但是因為慕秋白講的都是她精通的東西,加上因為她跟慕秋白的這層關係,因此司清便格外的抗拒慕秋白的課。
「我講的你都會了?可是據我所知,你這門課上學期可是堪堪才過關,並沒有你說的那麼優秀。」
「那是我藏拙,怕自己太優秀了讓你們這些老師面上無光罷了!」
「沒有老師會拒絕比自己優秀的學生!」
「那是你們沒見過真正優秀的學生罷了,我要是把我的真實水平拿出來,你這個副教授的位置都得讓給我!」
司清的話倒是沒有吹牛的成分,但是聽起來卻莫名覺得她這牛吹的很不要臉。
「嗯,看出來了,回頭我便同校長商量一下,給你頒一個牛皮教授,實至名歸!」
「慕秋白,你這是……」
司清快要被慕秋白氣死了,張著兩個小爪子就想沖慕秋白的俊臉撓過去,還沒到跟前,慕秋白的手機突然響了起來。
硬是打斷了司清的狠話。
「我要接電話,你都不迴避一下嗎?」
「你接你的唄,我又沒有順風耳,還能聽了你的電話不成!再說了,事無不可對人言,何況咱們還是未婚夫妻不是。」
「哦,看來你是不想退婚了,既然如此,那你聽著就是了!」
「你……誰要聽你的電話了!」
見慕秋白滑下了接聽鍵,司清瞪了他一眼,快步的走到了遠處。
遠處是一個不小的人工湖,趁著夕陽,倒也算是別有一番韻味。
慕秋白一邊接聽霍英霆的電話,一邊看著湖邊的司清拿著一片小石塊微微彎著身子在湖邊上打水漂。

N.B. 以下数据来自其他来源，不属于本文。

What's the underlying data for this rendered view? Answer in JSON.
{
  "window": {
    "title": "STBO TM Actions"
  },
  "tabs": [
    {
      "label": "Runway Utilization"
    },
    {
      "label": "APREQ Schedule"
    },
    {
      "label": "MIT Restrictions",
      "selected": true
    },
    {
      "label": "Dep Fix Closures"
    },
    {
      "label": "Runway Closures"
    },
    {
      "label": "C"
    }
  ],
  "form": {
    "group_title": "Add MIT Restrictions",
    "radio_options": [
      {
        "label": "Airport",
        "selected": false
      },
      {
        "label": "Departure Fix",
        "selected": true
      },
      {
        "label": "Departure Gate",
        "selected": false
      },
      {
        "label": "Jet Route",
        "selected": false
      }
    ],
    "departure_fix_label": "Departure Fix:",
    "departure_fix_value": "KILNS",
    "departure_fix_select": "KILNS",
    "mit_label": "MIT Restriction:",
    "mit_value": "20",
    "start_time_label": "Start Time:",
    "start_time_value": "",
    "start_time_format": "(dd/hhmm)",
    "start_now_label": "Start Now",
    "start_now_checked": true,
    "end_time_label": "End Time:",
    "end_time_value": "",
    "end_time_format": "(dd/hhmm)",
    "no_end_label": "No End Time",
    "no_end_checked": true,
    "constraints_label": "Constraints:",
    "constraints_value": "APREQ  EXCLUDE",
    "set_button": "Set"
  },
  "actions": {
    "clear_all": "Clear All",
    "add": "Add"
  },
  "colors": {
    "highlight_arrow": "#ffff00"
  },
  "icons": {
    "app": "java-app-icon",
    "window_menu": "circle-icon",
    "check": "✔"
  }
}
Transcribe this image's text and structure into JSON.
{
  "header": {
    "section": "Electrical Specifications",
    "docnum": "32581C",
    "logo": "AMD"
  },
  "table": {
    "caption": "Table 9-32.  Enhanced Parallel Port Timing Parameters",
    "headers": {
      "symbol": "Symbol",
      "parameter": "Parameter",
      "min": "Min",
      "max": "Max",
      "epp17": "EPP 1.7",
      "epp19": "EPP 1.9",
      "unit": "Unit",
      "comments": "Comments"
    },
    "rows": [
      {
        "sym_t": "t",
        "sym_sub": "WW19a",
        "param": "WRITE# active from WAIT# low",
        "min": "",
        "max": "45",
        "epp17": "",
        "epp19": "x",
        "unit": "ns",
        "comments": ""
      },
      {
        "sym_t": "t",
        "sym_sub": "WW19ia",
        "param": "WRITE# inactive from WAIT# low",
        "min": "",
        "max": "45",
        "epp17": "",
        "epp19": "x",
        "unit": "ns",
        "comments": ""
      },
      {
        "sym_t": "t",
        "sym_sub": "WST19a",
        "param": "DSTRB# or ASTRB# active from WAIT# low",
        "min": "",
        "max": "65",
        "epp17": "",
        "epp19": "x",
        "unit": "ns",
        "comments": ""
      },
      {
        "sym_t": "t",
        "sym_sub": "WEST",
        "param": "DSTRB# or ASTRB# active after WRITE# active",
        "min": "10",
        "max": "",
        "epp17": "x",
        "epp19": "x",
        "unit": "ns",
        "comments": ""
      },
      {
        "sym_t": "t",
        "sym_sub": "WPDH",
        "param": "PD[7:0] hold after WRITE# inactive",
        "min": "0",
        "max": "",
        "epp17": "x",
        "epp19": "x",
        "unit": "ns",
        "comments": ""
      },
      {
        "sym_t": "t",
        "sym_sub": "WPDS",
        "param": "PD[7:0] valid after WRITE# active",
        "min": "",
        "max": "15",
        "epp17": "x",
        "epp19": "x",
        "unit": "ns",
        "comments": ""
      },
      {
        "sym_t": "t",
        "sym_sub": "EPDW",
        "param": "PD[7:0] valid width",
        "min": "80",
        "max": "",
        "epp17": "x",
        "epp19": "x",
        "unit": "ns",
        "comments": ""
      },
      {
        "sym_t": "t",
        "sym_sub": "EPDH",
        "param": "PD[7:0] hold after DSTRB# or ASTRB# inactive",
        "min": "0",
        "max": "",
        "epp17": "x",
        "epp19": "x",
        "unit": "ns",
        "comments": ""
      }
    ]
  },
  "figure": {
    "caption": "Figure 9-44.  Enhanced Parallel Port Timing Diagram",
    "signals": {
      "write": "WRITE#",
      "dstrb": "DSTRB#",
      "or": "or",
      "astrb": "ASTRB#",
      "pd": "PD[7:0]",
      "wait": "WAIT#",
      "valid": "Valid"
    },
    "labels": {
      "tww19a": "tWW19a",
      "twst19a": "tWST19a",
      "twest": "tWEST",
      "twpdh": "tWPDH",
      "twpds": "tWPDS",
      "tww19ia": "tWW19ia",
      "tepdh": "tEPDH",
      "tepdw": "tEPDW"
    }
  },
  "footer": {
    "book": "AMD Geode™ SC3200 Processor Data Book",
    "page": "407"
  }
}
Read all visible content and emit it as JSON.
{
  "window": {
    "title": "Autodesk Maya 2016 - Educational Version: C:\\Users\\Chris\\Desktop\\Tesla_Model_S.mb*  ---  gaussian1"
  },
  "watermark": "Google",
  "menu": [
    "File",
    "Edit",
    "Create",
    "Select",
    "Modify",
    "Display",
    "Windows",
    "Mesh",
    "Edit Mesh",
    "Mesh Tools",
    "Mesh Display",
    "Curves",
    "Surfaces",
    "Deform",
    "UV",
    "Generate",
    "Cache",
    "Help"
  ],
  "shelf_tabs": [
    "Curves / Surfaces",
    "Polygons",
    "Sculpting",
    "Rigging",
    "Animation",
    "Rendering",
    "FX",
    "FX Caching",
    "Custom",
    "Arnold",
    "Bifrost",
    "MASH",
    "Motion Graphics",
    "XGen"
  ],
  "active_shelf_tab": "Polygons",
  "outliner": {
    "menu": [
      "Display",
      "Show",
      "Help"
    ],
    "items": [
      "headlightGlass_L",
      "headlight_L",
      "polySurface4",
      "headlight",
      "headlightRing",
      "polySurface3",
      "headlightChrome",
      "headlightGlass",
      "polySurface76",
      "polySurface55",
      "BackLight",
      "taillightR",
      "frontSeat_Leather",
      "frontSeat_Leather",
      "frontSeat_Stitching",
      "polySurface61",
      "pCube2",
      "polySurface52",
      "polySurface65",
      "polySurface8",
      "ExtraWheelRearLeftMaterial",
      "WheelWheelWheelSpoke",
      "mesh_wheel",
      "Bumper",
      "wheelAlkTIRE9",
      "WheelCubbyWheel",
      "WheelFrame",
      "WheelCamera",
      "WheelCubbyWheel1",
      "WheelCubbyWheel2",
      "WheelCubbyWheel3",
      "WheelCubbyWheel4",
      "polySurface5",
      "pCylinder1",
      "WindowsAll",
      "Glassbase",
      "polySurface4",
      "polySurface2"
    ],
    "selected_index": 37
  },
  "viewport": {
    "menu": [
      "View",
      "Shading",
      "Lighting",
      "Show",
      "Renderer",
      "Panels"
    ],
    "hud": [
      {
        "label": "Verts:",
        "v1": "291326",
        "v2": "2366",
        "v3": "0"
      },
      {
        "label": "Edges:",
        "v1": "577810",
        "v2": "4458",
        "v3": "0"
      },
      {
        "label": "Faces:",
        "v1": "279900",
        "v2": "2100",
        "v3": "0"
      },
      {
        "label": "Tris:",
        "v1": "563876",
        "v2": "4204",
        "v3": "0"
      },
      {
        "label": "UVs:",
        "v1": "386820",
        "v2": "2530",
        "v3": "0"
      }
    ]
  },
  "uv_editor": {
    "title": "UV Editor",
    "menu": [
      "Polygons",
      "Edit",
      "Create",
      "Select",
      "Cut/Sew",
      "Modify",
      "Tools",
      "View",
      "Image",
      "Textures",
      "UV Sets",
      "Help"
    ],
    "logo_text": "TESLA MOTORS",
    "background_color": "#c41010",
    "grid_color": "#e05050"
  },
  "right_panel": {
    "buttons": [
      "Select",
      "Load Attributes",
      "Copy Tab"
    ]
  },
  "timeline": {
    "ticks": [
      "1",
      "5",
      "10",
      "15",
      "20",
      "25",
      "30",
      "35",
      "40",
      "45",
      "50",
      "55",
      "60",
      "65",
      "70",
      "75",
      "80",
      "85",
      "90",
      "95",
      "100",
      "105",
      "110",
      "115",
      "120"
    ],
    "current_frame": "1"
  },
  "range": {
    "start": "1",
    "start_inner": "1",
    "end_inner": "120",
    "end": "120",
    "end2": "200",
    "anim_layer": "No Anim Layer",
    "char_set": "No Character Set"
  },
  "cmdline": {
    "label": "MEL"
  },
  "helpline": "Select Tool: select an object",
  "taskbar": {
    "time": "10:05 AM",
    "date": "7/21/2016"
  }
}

她水平似乎很不錯,即便是很難打起水漂的石塊,竟也能讓她打出幾個水漂來,雖不算遠,卻已然很不容易。
想起上一世,那個女人便格外喜歡打水漂。
後宮有一處荷花池,到了冬天,荷花池裡光禿禿的,打水漂便成了她的必玩項目。而他每次都得被逼著同那荷花池上她扔出的瓦片比速度,若是慢了,她定要罰他抄寫一整本的醫書。
如今想來,他的那點醫術,大概就是如此學成了。
「秋白,你有在聽嗎?」
「嗯,聽著呢!」
恍然回神,慕秋白忙收回目光,微微有點尷尬道:「晚上七點你到璽庭別墅區九號樓來接我!」
「璽庭別墅區?禹家?你去禹家了?」
「司家,璽庭別墅區的九號樓從來都只屬於司家!」
從前這房子姓禹還是姓司,他無所謂,可現在,這個房子,只能姓司。